Les fuites du Pentagone ne cessent de révéler de nouveaux aspects jusqu'alors inconnus de la guerre en Ukraine. Le Washington Post, qui s'est particulièrement penché sur ces documents, explique ainsi que selon ces derniers, la Russie testerait un système destiné à brouiller l'internet mis à disposition de l'Ukraine par le réseau satellitaire Starlink de SpaceX.
Celui-ci est rapidement devenu crucial pour les populations civiles ukrainiennes, auxquelles il garantit une connexion au réseau des réseaux malgré les attaques russes. Mais au grand dam d'Elon Musk, Starlink est également –voire surtout– vital aux troupes de Kiev, leur permettant une action technologique (les drones) et la coordination d'une action en réseau (la plateforme logicielle Delta).
C'est donc une cible de choix pour Moscou, qui, depuis des mois, semble plancher sur une arme permettant de brouiller les communications du réseau satellitaire –vingt-cinq jours de tests auraient déjà eu lieu en septembre 2022. Nommé «Tobol», selon les documents consultés par le quotidien américain, cet outil de guerre électronique aurait initialement été conçu pour protéger les communications des satellites russes, avant de voir son usage détourné dans un but beaucoup plus offensif.
Datant de mars 2023, le document ne dit pas si les Russes ont continué à mettre Tobol au travail contre les communications ukrainiennes après les tests initiaux, ce qui pourrait très largement compliquer la tâche des armées de Kiev et de leur commandement à quelques encablures d'une attaque très attendue.

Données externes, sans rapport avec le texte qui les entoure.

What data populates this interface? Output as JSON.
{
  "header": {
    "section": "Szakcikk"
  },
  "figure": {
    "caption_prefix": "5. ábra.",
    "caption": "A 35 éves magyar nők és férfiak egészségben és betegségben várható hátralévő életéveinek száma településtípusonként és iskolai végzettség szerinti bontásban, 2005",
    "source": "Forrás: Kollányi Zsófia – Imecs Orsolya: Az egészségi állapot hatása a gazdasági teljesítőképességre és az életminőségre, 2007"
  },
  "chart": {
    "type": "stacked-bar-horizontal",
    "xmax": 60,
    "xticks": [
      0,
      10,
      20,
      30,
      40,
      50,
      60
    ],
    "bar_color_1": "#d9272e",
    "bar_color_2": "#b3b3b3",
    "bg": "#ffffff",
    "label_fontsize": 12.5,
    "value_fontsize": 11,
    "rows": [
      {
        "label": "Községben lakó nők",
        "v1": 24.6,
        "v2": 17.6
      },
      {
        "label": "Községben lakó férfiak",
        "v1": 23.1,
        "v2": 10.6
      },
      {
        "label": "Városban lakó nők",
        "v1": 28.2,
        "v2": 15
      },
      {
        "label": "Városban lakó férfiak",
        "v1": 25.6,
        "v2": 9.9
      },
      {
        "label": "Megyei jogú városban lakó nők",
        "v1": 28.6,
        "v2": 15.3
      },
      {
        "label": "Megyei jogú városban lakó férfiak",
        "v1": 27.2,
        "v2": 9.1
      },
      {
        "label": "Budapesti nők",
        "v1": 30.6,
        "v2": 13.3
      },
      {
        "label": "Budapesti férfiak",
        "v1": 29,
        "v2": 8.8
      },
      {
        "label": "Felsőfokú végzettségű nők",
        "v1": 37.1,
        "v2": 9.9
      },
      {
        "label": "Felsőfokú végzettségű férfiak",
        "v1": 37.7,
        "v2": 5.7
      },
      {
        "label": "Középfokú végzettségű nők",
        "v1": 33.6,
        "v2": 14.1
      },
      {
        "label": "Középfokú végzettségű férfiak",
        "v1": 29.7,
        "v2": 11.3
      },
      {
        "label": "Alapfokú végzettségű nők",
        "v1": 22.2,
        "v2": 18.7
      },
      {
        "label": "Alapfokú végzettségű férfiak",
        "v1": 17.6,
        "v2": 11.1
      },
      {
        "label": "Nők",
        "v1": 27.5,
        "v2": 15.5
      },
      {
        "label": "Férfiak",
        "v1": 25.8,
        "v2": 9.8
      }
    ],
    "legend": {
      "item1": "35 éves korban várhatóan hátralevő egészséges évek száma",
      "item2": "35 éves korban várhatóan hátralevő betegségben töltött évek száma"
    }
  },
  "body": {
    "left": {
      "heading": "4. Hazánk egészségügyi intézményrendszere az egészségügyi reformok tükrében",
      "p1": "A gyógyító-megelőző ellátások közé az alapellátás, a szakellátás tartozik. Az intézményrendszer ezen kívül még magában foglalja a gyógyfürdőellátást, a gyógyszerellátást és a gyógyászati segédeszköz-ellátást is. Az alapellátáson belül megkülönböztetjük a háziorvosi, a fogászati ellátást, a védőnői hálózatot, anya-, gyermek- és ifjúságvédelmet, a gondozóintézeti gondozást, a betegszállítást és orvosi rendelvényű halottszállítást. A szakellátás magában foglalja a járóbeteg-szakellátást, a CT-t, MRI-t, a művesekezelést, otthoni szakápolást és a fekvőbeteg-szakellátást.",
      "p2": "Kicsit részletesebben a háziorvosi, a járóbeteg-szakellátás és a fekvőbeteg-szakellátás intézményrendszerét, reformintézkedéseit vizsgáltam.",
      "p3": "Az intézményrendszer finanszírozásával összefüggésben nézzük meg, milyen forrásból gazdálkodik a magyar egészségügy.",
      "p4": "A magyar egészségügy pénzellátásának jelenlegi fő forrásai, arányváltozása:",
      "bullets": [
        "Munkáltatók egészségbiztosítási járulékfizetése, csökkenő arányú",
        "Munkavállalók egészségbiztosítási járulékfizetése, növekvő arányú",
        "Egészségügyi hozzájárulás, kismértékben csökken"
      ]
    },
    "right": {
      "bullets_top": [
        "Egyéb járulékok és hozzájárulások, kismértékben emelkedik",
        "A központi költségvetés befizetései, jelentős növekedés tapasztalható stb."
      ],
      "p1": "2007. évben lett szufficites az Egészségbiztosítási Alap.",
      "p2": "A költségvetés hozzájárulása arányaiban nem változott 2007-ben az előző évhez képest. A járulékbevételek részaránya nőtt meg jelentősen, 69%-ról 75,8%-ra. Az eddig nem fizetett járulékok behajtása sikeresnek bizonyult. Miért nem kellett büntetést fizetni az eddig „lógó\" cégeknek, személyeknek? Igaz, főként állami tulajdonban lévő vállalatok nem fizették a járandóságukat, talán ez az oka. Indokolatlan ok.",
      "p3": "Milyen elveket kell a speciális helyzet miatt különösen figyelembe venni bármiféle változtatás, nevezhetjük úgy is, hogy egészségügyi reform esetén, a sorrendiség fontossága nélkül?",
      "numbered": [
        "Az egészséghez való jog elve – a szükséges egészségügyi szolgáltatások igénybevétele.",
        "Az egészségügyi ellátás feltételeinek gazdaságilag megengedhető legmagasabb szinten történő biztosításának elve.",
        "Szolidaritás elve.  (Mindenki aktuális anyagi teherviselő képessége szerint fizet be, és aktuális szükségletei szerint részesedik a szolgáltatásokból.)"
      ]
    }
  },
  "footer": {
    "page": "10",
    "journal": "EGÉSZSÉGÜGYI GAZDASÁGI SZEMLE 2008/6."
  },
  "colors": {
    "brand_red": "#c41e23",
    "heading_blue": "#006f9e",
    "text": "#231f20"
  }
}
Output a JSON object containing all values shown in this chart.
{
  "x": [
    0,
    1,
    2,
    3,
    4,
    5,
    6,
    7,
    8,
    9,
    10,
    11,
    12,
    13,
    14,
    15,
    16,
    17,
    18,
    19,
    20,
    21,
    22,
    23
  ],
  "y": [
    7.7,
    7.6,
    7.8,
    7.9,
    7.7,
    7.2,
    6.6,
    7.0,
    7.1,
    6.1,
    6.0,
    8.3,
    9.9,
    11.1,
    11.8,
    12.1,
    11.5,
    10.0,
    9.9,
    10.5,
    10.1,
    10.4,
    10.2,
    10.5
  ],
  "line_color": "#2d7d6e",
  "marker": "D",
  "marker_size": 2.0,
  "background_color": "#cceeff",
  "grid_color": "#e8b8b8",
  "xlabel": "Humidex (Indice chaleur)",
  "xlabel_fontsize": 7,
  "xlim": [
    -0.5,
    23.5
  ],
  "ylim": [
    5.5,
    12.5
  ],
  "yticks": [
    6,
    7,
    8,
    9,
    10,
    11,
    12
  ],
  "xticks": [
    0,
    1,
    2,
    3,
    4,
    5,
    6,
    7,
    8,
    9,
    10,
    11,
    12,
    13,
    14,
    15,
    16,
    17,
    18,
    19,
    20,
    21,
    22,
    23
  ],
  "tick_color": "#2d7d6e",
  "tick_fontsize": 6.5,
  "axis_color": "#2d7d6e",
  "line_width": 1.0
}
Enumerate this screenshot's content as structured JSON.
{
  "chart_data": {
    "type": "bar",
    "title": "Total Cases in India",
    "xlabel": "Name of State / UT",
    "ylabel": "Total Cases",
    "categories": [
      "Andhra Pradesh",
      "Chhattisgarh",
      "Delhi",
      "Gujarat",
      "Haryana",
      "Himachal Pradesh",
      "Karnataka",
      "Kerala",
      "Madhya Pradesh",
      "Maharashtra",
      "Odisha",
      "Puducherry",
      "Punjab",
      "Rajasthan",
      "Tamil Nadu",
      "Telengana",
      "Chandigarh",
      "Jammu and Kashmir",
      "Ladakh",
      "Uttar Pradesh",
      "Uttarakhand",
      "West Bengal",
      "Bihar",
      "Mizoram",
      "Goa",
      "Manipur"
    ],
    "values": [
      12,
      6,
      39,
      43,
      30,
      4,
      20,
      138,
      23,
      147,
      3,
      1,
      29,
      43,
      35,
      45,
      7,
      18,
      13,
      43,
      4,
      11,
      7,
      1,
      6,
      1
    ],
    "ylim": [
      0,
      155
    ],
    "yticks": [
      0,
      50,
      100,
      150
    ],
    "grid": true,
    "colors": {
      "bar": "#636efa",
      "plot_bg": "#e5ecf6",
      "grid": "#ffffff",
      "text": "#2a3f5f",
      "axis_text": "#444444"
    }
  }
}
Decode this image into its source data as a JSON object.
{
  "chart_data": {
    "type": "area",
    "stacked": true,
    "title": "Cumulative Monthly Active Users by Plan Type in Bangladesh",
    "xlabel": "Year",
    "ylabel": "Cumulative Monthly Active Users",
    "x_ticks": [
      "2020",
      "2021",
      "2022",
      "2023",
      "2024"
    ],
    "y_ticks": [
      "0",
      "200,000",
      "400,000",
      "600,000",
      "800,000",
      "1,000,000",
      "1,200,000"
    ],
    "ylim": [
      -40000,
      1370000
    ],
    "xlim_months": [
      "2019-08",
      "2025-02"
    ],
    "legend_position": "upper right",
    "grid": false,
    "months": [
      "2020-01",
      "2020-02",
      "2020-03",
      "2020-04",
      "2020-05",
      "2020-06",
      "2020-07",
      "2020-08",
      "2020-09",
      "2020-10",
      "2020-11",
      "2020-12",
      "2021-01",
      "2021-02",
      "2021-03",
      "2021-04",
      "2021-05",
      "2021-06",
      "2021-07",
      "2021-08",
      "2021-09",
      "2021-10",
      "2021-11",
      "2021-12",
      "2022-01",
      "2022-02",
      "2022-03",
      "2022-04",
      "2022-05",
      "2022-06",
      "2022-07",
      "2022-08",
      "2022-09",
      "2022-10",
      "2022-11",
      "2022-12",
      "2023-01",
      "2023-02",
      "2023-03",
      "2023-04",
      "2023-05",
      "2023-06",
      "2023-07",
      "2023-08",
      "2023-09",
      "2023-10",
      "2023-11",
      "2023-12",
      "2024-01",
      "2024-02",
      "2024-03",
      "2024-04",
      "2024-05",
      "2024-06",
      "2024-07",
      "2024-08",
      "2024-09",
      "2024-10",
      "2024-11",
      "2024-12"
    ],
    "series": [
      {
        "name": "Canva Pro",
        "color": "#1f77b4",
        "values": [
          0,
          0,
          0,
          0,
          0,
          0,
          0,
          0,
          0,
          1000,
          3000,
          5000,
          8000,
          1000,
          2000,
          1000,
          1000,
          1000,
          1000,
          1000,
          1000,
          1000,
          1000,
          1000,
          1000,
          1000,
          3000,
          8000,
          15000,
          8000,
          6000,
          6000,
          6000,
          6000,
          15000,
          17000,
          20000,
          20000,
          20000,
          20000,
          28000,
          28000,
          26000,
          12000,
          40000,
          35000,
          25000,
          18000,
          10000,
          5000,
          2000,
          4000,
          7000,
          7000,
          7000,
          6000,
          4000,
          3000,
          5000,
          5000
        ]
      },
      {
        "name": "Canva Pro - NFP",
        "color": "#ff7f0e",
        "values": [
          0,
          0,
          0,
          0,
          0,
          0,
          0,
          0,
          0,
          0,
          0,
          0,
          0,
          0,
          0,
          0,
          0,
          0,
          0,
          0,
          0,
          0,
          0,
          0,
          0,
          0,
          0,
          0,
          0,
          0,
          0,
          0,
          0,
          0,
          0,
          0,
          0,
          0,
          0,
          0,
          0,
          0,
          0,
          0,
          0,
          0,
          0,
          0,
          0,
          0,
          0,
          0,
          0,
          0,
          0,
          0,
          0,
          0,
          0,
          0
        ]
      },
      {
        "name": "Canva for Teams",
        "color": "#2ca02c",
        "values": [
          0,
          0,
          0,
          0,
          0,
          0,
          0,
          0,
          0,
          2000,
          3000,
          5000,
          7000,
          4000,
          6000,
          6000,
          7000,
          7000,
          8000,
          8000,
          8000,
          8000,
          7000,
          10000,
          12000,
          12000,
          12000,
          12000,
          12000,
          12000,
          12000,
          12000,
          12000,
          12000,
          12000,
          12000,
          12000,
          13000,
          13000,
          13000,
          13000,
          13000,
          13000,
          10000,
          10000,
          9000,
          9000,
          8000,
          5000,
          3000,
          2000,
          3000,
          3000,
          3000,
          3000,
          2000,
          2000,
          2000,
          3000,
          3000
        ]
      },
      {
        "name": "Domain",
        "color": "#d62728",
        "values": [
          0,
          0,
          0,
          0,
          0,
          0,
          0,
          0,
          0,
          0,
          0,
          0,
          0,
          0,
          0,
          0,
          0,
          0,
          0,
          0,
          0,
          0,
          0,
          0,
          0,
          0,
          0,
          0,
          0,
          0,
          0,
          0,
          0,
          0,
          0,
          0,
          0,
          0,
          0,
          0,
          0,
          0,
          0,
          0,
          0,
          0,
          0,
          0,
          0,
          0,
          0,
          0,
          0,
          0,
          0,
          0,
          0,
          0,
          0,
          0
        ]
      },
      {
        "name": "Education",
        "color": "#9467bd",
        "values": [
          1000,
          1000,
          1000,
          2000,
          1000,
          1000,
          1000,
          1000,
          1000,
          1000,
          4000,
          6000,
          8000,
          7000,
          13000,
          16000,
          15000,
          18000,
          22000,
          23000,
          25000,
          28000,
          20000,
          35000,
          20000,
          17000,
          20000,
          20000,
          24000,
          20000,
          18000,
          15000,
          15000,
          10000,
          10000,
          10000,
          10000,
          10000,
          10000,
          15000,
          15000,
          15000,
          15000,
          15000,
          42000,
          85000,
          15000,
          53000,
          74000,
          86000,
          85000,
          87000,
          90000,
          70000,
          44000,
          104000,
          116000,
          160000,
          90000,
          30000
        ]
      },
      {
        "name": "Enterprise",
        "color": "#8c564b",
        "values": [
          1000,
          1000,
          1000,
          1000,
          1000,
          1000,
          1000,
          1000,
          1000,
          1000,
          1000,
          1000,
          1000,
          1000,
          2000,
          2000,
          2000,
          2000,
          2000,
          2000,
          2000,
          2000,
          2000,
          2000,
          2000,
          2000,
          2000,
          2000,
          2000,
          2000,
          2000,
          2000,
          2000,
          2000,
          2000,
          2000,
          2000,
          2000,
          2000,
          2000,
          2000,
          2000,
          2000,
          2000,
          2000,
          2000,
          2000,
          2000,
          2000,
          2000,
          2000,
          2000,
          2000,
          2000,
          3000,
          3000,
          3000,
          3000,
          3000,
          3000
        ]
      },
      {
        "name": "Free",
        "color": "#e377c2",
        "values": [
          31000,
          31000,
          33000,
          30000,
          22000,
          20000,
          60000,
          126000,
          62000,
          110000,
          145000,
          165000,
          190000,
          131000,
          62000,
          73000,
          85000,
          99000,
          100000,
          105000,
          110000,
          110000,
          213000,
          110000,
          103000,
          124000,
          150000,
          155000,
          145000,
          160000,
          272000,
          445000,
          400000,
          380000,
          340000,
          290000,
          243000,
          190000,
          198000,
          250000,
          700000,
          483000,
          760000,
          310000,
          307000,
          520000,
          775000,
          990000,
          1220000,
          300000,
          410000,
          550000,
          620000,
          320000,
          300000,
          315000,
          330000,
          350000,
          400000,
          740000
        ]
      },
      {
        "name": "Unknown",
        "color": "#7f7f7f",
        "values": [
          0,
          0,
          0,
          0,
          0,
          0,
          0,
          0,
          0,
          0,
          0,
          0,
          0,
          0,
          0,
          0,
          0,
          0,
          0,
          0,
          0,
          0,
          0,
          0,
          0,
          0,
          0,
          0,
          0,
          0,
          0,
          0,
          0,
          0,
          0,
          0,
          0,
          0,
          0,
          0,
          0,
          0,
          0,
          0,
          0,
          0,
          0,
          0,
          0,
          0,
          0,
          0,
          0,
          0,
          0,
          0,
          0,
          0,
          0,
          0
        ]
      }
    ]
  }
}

Des dysfonctionnements ont plusieurs fois et dans divers endroits été rapportés par les forces ukrainiennes, notamment lors de leur contre-offensive de l'été et de l'automne dernier. Elon Musk avait alors été accusé de couper le service dans certaines régions ukrainiennes disputées par la Russie, ce qui avait poussé Kiev à chercher d'autres solutions techniques et fournisseurs éventuels, afin de ne pas dépendre que d'un unique réseau.
Mais il est donc possible que ces coupures soient l'œuvre des Russes et de ce système Tobol, le Washington Post notant que d'autres outils de guerre électronique déployés sur le terrain, comme le Borissoglebsk 2, ont également pu jouer un rôle dans ces dysfonctionnements.
Le Pentagone n'a pas souhaité commenter, se bornant à expliquer que «les communications sont un aspect très important des opérations ukrainiennes» et que les États-Unis travaillent dur pour qu'elles ne soient pas interrompues. Porte-parole du ministère ukrainien de la Défense, Kostiantyn Zhura a en revanche expliqué que ses supérieurs étaient conscients des efforts russes en la matière, mais qu'ils mettaient en place «des mesures afin de les neutraliser».
Brouillez-vous!
Selon les analystes, il existerait sept stations liées au système Tobol sur le sol russe, toutes situées à proximité immédiate de lieux dédiés au guidage des satellites du pays. Trois auraient pu être mises à contribution pour contrer les communications ukrainiennes, l'une dans l'enclave de Kaliningrad, l'autre près de Moscou et la troisième en Crimée occupée.
A priori, et ainsi que le détaille le Washington Post, Tobol (ou Tobol-1, comme il est nommé dans les documents du Pentagone) a été conçu pour brouiller les communications entre un ou des satellites et le ou les receveurs au sol, peut-être en ajoutant un signal parasite à celui en cours de transmission.
«La documentation dont nous disposons parle d'un système défensif, Tobol étant utilisé pour détecter les tentatives de brouillage des satellites russes», précise Brian Weeden, du Secure World Foundation, qui suit de près ce programme vieux d'une dizaine d'année. «Il analyserait ces signaux et interférences, puis diffuserait un contre-signal destiné à contrer ces interférences.» Et si l'on est capable de faire cela, on est probablement capable de le faire de manière offensive contre des satellites ennemis, ajoute-t-il.
Autre spécialiste en la matière, le Belge Bart Hendrickx estime en revanche que la nature même de Starlink –une constellation de petits satellites en orbite basse– complique sans doute ces tâches de détection et de brouillage. Elles ne sont pas impossibles pour autant, et peuvent peser lourd dans la balance finale du conflit.